So Long, Kid
I woke a couple of times in the night, thinking it was just a bad dream. Maybe it was just one more crazy dream in the nightly deck.
But it wasn’t.
Oscar Taveras was still dead.
It’s hard to describe that feeling – the feeling St. Louis seems to inexplicably mutually share – that Cardinals are brothers, sons, cousins, kids. They feel like family. So when Oscar died in a terrible car crash Sunday afternoon, it wasn’t surprising that thousands of shattered fans responded the way they did. Because as far as they knew, they weren’t just fans – they were family.
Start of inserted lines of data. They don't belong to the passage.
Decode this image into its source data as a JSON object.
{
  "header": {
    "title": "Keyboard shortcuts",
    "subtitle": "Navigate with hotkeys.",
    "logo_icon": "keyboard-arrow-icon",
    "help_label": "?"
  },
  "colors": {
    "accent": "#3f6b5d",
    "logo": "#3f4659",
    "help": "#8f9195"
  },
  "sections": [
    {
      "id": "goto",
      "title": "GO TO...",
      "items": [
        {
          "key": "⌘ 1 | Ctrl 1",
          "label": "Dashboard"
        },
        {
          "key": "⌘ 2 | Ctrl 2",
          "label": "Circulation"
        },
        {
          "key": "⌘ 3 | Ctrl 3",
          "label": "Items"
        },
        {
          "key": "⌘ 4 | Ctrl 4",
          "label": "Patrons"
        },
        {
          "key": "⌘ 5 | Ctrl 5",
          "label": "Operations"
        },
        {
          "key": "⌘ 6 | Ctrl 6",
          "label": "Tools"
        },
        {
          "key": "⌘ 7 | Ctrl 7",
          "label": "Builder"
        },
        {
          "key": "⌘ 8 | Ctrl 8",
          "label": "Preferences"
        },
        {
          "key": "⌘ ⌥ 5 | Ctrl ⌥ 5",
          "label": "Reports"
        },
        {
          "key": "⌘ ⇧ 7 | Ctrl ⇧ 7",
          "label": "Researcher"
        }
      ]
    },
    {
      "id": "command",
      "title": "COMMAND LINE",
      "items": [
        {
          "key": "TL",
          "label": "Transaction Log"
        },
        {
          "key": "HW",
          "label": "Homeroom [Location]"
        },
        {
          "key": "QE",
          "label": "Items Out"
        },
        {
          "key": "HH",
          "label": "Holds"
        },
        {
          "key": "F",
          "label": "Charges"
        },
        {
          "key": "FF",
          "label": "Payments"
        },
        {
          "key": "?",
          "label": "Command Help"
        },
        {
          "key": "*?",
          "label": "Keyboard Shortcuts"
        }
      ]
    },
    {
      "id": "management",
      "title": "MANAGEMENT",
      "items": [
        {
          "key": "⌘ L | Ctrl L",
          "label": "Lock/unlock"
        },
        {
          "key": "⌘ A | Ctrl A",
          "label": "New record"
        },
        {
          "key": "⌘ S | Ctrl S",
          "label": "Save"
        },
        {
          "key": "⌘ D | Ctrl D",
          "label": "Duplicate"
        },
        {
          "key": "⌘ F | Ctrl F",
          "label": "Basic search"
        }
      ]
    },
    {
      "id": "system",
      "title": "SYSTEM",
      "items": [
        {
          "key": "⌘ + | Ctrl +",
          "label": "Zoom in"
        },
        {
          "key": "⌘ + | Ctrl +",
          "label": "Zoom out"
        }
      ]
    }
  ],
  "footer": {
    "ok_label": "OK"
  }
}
Linnea-Irish and I found two little potted flowers – red of course – at Trader Joe’s early that morning. It wasn’t much, but Linnea wrapped one of the NLDS rally towels around the baby roses.
Mom drove us downtown – Carrie too – to a Busch Stadium that was quiet but for off-season construction repairs. A few fans filtered past the memorial already collecting mementos below Stan the Man. Ball caps, t-shirts, photographs, baseballs, candles. We added the flowers. Carrie watered them to counter the rising heat of a day set to reach well into the 80s.
Twenty-two years old.
“The next Albert Pujols.”
I guess no one knew what to say or do yet.
Back at the Big House, I took a break. I guess you could call it podcast-research too; no one likes creating tributes for young kids. Reading up on the countless articles, comments, and quotes about Oscar just about anywhere you looked.
Then it was two o’clock and almost time to leave to pick up Puck. I walked out the door while Carrie poured beeswax candles in the kitchen.
Puck, still oblivious to things like this, hustled out to the car tossing his lunchbox into the air and – sort of – catching it.
We stopped by Dierbergs for groceries. I think I was a little more dazed than I realized, walking the aisles for organic fruits and vegetables. Puck asked for two mini pumpkins.
“I like your birds shirt,” the bagger grinned and pointed to my Berkman t-shirt.
Puck finished writing the final draft of his book report on magnets just after Sicilian sandwiches, fresh raspberries, and cold blackberry Izzes for dinner. Then out with friends in the early gusty twilight of a sad October evening, wild rolling leaves, kids laughing, running, Crackers watching it all through open windows.
I was reminded three years ago today … Cardinal Nation being in a very different place … sometimes it’s better to remember.